Album Review: “Krill” by Krill
November 14, 2016
I miss Krill. I never knew them personally, I only started to like them a few months before they stopped playing together, and yet I miss Krill.
Their music, like all the best music, makes you feel included–not complicit in action necessarily, but comforted in spirit. And with this week, a week where everyone seems to be experiencing stress and discontent due to elections or research papers or any other third thing, I missed Krill more than ever.
Then I remembered that there was new Krill.
Released this summer almost as an afterthought, “Krill” is composed of only five songs recorded shortly before the band’s break up, and while it offers little in the way of musical progress, it does offer a sense of closure for some of the band’s dangling threads.
For starters, a lot of this closure comes lyrically as many of the songs on “Krill” offer final statements on previous song topics.
Take, for example, “Jubilee.” It deals with the same topic (seasonal depression) as “Brain Problem” from Krill’s previous album “A Distant Fist Unclenching”; however, where “Brain Problem” was more of a confessional story, “Jubilee” shows singer Jonah Furman moving forward, saying “And the winter came and went / my friends were nicer to me / that feeling felt heaven-sent / and I felt so healthy.”
Even though little musical evolution comes through for the band, it is debatable if any was even needed.
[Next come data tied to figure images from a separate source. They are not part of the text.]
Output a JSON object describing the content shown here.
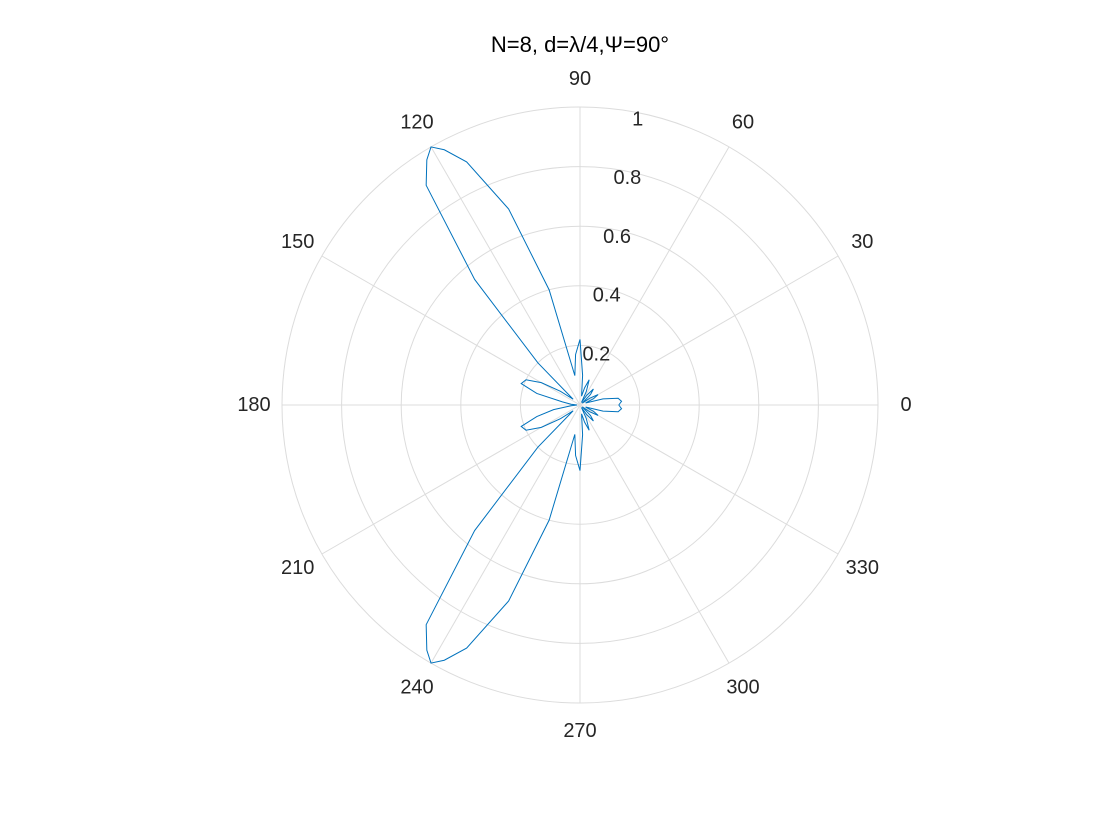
{
  "chart_data": {
    "type": "polar-line",
    "title": "N=8, d=λ/4,Ψ=90°",
    "theta_ticks": [
      0,
      30,
      60,
      90,
      120,
      150,
      180,
      210,
      240,
      270,
      300,
      330
    ],
    "theta_tick_labels": [
      "0",
      "30",
      "60",
      "90",
      "120",
      "150",
      "180",
      "210",
      "240",
      "270",
      "300",
      "330"
    ],
    "r_ticks": [
      0.2,
      0.4,
      0.6,
      0.8,
      1
    ],
    "r_tick_labels": [
      "0.2",
      "0.4",
      "0.6",
      "0.8",
      "1"
    ],
    "rlim": [
      0,
      1
    ],
    "grid": true,
    "series": [
      {
        "color": "#0072bd",
        "theta_deg": [
          0,
          5,
          10,
          15,
          20,
          25,
          30,
          35,
          40,
          45,
          50,
          55,
          60,
          65,
          70,
          75,
          80,
          85,
          90,
          95,
          100,
          105,
          110,
          115,
          118,
          120,
          122,
          125,
          130,
          135,
          140,
          145,
          150,
          155,
          160,
          165,
          170,
          175,
          180,
          185,
          190,
          195,
          200,
          205,
          210,
          215,
          220,
          225,
          230,
          235,
          238,
          240,
          242,
          245,
          250,
          255,
          260,
          265,
          270,
          275,
          280,
          285,
          290,
          295,
          300,
          305,
          310,
          315,
          320,
          325,
          330,
          335,
          340,
          345,
          350,
          355,
          360
        ],
        "r": [
          0.13,
          0.14,
          0.13,
          0.08,
          0.02,
          0.05,
          0.07,
          0.04,
          0.01,
          0.05,
          0.07,
          0.04,
          0.01,
          0.05,
          0.09,
          0.06,
          0.03,
          0.1,
          0.22,
          0.17,
          0.1,
          0.4,
          0.7,
          0.9,
          0.97,
          1.0,
          0.97,
          0.9,
          0.55,
          0.2,
          0.03,
          0.08,
          0.15,
          0.2,
          0.21,
          0.15,
          0.06,
          0.03,
          0.01,
          0.03,
          0.09,
          0.15,
          0.21,
          0.2,
          0.15,
          0.08,
          0.03,
          0.2,
          0.55,
          0.9,
          0.97,
          1.0,
          0.97,
          0.9,
          0.7,
          0.4,
          0.1,
          0.17,
          0.22,
          0.1,
          0.03,
          0.06,
          0.09,
          0.05,
          0.01,
          0.04,
          0.07,
          0.05,
          0.01,
          0.04,
          0.07,
          0.05,
          0.02,
          0.08,
          0.13,
          0.14,
          0.13
        ]
      }
    ]
  }
}
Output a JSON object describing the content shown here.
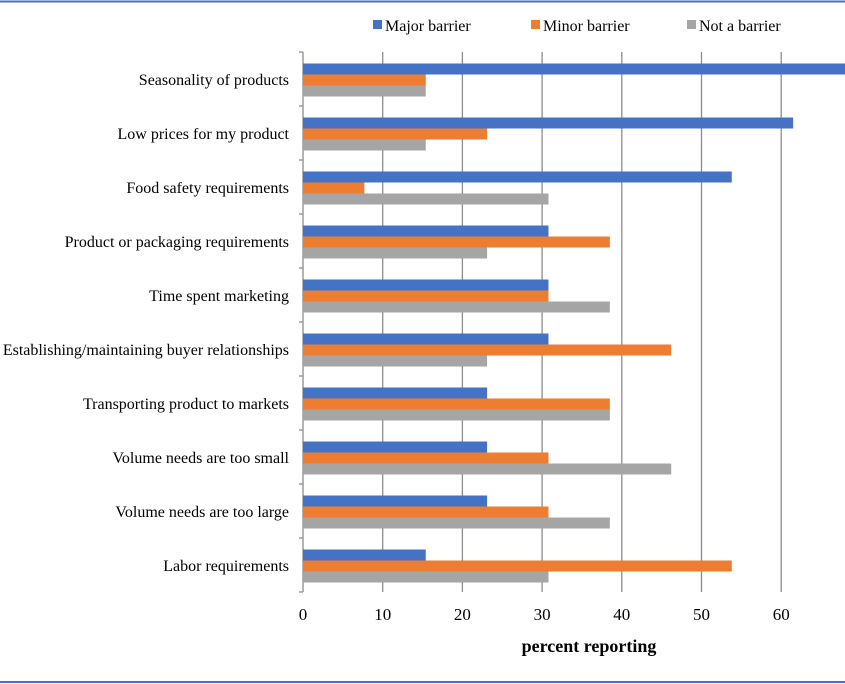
{
  "chart_data": {
    "type": "bar",
    "orientation": "horizontal",
    "categories": [
      "Seasonality of products",
      "Low prices for my product",
      "Food safety requirements",
      "Product or packaging requirements",
      "Time spent marketing",
      "Establishing/maintaining buyer relationships",
      "Transporting product to markets",
      "Volume needs are too small",
      "Volume needs are too large",
      "Labor requirements"
    ],
    "series": [
      {
        "name": "Major barrier",
        "color": "#4472C4",
        "values": [
          69.2,
          61.5,
          53.8,
          30.8,
          30.8,
          30.8,
          23.1,
          23.1,
          23.1,
          15.4
        ]
      },
      {
        "name": "Minor barrier",
        "color": "#ED7D31",
        "values": [
          15.4,
          23.1,
          7.7,
          38.5,
          30.8,
          46.2,
          38.5,
          30.8,
          30.8,
          53.8
        ]
      },
      {
        "name": "Not a barrier",
        "color": "#A5A5A5",
        "values": [
          15.4,
          15.4,
          30.8,
          23.1,
          38.5,
          23.1,
          38.5,
          46.2,
          38.5,
          30.8
        ]
      }
    ],
    "xlabel": "percent reporting",
    "ylabel": "",
    "title": "",
    "xticks": [
      "0",
      "10",
      "20",
      "30",
      "40",
      "50",
      "60"
    ],
    "xlim": [
      0,
      67.8
    ],
    "grid": "vertical",
    "legend": "top"
  }
}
Krill has always had a remarkable ability to fill in the gaps that other similarly-styled trios leave unfilled with each member bringing something important to the table. Guitarist Aaron Ratoff displays a masterful ability to balance melodic leads with raucous chords while bassist/vocalist Jonah Furman and drummer Ian Becker display an excellent rapport, with the two of them filling in the rhythmic gaps left open by the guitar.
Appropriately enough, the EP ends with one of Krill’s calmest songs, “Billy.” The song meanders along until its outro, dreamily building to a stutter of drums and guitar that crash almost as soon as they crescendo like waves rolling in to the shore. It has all the feeling of a final transmission, and if it is that would be alright. Krill may be gone, but they will surely not be forgotten.